Thursday, January 28, 2010

Nonprofits and Foundations

This blog post is just to point out two very good columns on the relationships between nonprofit organizations and foundations--from the nonprofit perspective. [Gee, I really hope some foundation folks read this.]

We Really Need to Talk
First, in the February issue of Fast Company (yes that entrepreneurship and "new economy" magazine has some good nonprofit stuff in it.) Nancy Lublin has a great column that is "an open letter to her powerful 'friends' at foundations." (You can see the whole column here.) She lists a few things her "friends" need to stop doing "which would vastly improve our relationship."
  1. Stop thinking you know everything
  2. Stop mistaking marketing for overhead--and stop hating overhead"
  3. Stop funding redundancy
  4. Stop thinking that newer is better.
In return, Nancy promises "to stop calling 'for advice' or 'just to check in' when that's never the point of the conversation. We both know what I really want: your check."

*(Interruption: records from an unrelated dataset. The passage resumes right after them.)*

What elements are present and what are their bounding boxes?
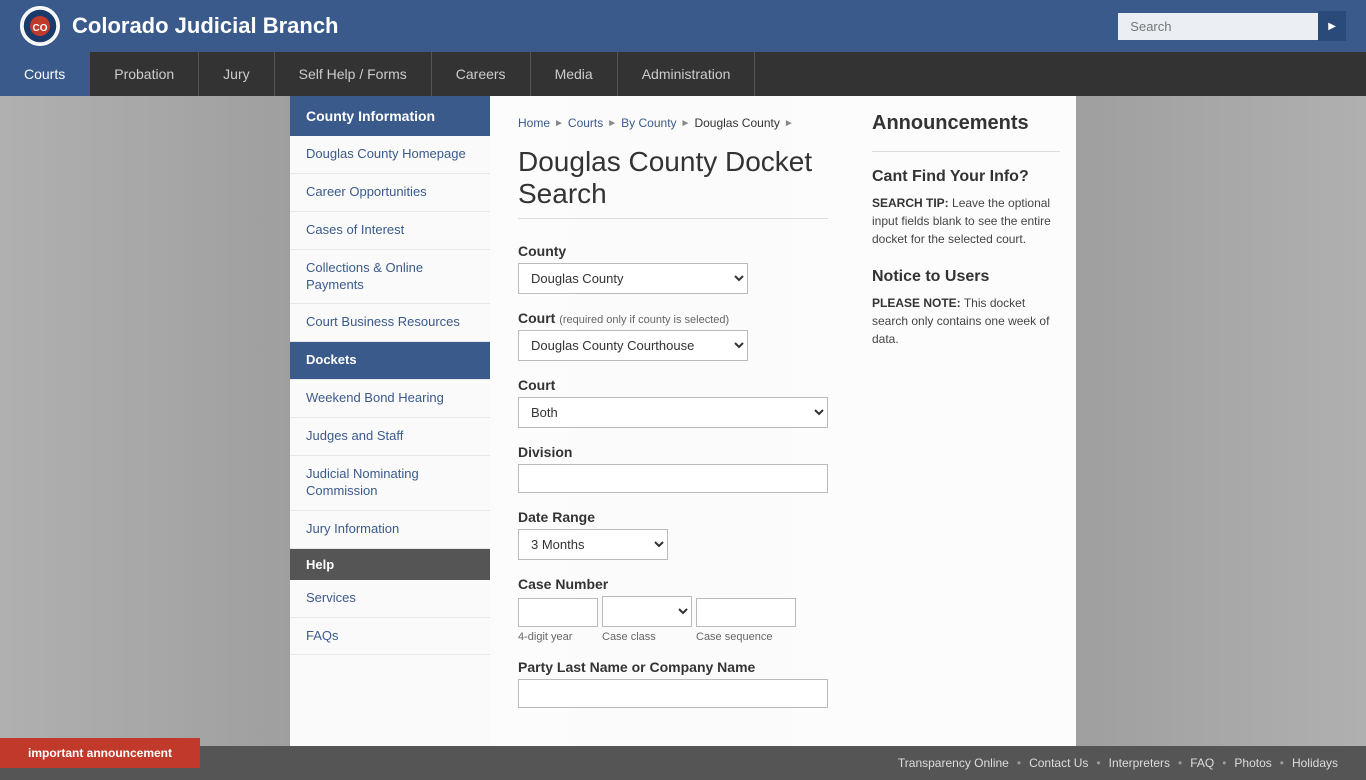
seq-sublabel: Case sequence bbox=[696, 631, 796, 643]
right-bg bbox=[1286, 96, 1366, 746]
breadcrumb: Home ► Courts ► By County ► Douglas Coun… bbox=[518, 116, 828, 130]
nav-careers[interactable]: Careers bbox=[432, 52, 531, 96]
notice-title: Notice to Users bbox=[872, 268, 1060, 286]
bc-courts[interactable]: Courts bbox=[568, 116, 603, 130]
left-bg bbox=[0, 96, 80, 746]
case-seq-input[interactable] bbox=[696, 598, 796, 627]
nav-probation[interactable]: Probation bbox=[90, 52, 199, 96]
date-range-group: Date Range 3 Months 1 Month 6 Months 1 Y… bbox=[518, 509, 828, 560]
case-class-select[interactable]: CR CV DR JV bbox=[602, 596, 692, 627]
bc-home[interactable]: Home bbox=[518, 116, 550, 130]
header-logo: CO Colorado Judicial Branch bbox=[20, 6, 339, 46]
please-note-label: PLEASE NOTE: bbox=[872, 296, 961, 310]
county-label: County bbox=[518, 243, 828, 259]
search-input[interactable] bbox=[1118, 13, 1318, 40]
search-button[interactable] bbox=[1318, 11, 1346, 41]
site-title: Colorado Judicial Branch bbox=[72, 13, 339, 39]
sidebar-item-bond[interactable]: Weekend Bond Hearing bbox=[290, 380, 490, 418]
page-title: Douglas County Docket Search bbox=[518, 146, 828, 219]
party-label: Party Last Name or Company Name bbox=[518, 659, 828, 675]
nav-selfhelp[interactable]: Self Help / Forms bbox=[275, 52, 432, 96]
sidebar-item-judicial[interactable]: Judicial Nominating Commission bbox=[290, 456, 490, 511]
bc-arrow-1: ► bbox=[554, 118, 564, 129]
announcement-bar[interactable]: important announcement bbox=[0, 738, 200, 768]
sidebar: County Information Douglas County Homepa… bbox=[290, 96, 490, 746]
party-input[interactable] bbox=[518, 679, 828, 708]
bc-arrow-4: ► bbox=[784, 118, 794, 129]
sidebar-item-court-business[interactable]: Court Business Resources bbox=[290, 304, 490, 342]
sidebar-item-douglas-homepage[interactable]: Douglas County Homepage bbox=[290, 136, 490, 174]
nav-jury[interactable]: Jury bbox=[199, 52, 274, 96]
main-nav: Courts Probation Jury Self Help / Forms … bbox=[0, 52, 1366, 96]
sidebar-header: County Information bbox=[290, 96, 490, 136]
year-sublabel: 4-digit year bbox=[518, 631, 598, 643]
notice-section: Notice to Users PLEASE NOTE: This docket… bbox=[872, 268, 1060, 348]
seq-field: Case sequence bbox=[696, 598, 796, 643]
sidebar-item-dockets[interactable]: Dockets bbox=[290, 342, 490, 380]
court-label: Court (required only if county is select… bbox=[518, 310, 828, 326]
class-sublabel: Case class bbox=[602, 631, 692, 643]
search-bar bbox=[1118, 11, 1346, 41]
bc-arrow-3: ► bbox=[681, 118, 691, 129]
cant-find-section: Cant Find Your Info? SEARCH TIP: Leave t… bbox=[872, 168, 1060, 248]
bc-arrow-2: ► bbox=[607, 118, 617, 129]
division-group: Division bbox=[518, 444, 828, 493]
party-group: Party Last Name or Company Name bbox=[518, 659, 828, 708]
sidebar-item-career[interactable]: Career Opportunities bbox=[290, 174, 490, 212]
class-field: CR CV DR JV Case class bbox=[602, 596, 692, 643]
case-number-label: Case Number bbox=[518, 576, 828, 592]
court-note: (required only if county is selected) bbox=[559, 314, 729, 326]
courthouse-select[interactable]: Douglas County Courthouse Other bbox=[518, 330, 748, 361]
sidebar-item-collections[interactable]: Collections & Online Payments bbox=[290, 250, 490, 305]
court-type-select[interactable]: Both District County bbox=[518, 397, 828, 428]
date-range-label: Date Range bbox=[518, 509, 828, 525]
nav-administration[interactable]: Administration bbox=[618, 52, 756, 96]
date-range-select[interactable]: 3 Months 1 Month 6 Months 1 Year bbox=[518, 529, 668, 560]
svg-text:CO: CO bbox=[33, 23, 48, 34]
nav-courts[interactable]: Courts bbox=[0, 52, 90, 96]
announcements-title: Announcements bbox=[872, 112, 1060, 135]
case-number-row: 4-digit year CR CV DR JV Case class bbox=[518, 596, 828, 643]
sidebar-item-jury[interactable]: Jury Information bbox=[290, 511, 490, 549]
sidebar-section-help: Help bbox=[290, 549, 490, 580]
panel-divider-1 bbox=[872, 151, 1060, 152]
right-panel: Announcements Cant Find Your Info? SEARC… bbox=[856, 96, 1076, 746]
year-field: 4-digit year bbox=[518, 598, 598, 643]
division-label: Division bbox=[518, 444, 828, 460]
sidebar-item-services[interactable]: Services bbox=[290, 580, 490, 618]
bc-by-county[interactable]: By County bbox=[621, 116, 676, 130]
court2-label: Court bbox=[518, 377, 828, 393]
nav-media[interactable]: Media bbox=[531, 52, 618, 96]
cant-find-title: Cant Find Your Info? bbox=[872, 168, 1060, 186]
logo-icon: CO bbox=[20, 6, 60, 46]
division-input[interactable] bbox=[518, 464, 828, 493]
sidebar-item-cases[interactable]: Cases of Interest bbox=[290, 212, 490, 250]
search-tip-text: SEARCH TIP: Leave the optional input fie… bbox=[872, 194, 1060, 248]
courthouse-group: Court (required only if county is select… bbox=[518, 310, 828, 361]
sidebar-item-judges[interactable]: Judges and Staff bbox=[290, 418, 490, 456]
please-note-text: PLEASE NOTE: This docket search only con… bbox=[872, 294, 1060, 348]
main-content: Home ► Courts ► By County ► Douglas Coun… bbox=[490, 96, 856, 746]
bc-current: Douglas County bbox=[694, 116, 779, 130]
court-type-group: Court Both District County bbox=[518, 377, 828, 428]
footer: Transparency Online • Contact Us • Inter… bbox=[0, 746, 1366, 780]
county-group: County Douglas County Adams County Arapa… bbox=[518, 243, 828, 294]
county-select[interactable]: Douglas County Adams County Arapahoe Cou… bbox=[518, 263, 748, 294]
year-input[interactable] bbox=[518, 598, 598, 627]
search-tip-label: SEARCH TIP: bbox=[872, 196, 949, 210]
sidebar-item-faqs[interactable]: FAQs bbox=[290, 618, 490, 656]
case-number-group: Case Number 4-digit year CR CV DR JV bbox=[518, 576, 828, 643]
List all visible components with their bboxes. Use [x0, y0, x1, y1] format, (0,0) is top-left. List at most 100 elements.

I urge you to read the whole column. Some great things to think about for foundation staff and for nonprofit staff.

Unreachable Stars
If you subscribe to the Nonprofit Quarterly, check out the last page of the current issue (Winter 2009). There is a great column on a current trend in the foundation world to adopt broad reaching goals like "Ending poverty in ten years and changing the face of philanthropy" (that's just a paraphrase but if you've worked with many foundations, you've run into that kind of goal). The column by Phil Antrhop starts with the lyrics of The Impossible Dream from Man of LaMancha.

The column points out that many of these broad foundation goals plan on achieving them in 10 years. It further notes that all the board members at the foundation and most of the management at the foundation will have left long before the 10 years are up. Where's the accountability in that set-up?

I really wanted to include a link to the article but it is behind a pay-wall. So the Nonprofit Quarterly wants to impact the nonprofit world but puts their material behind a pay-wall. Isn't that a little counter productive?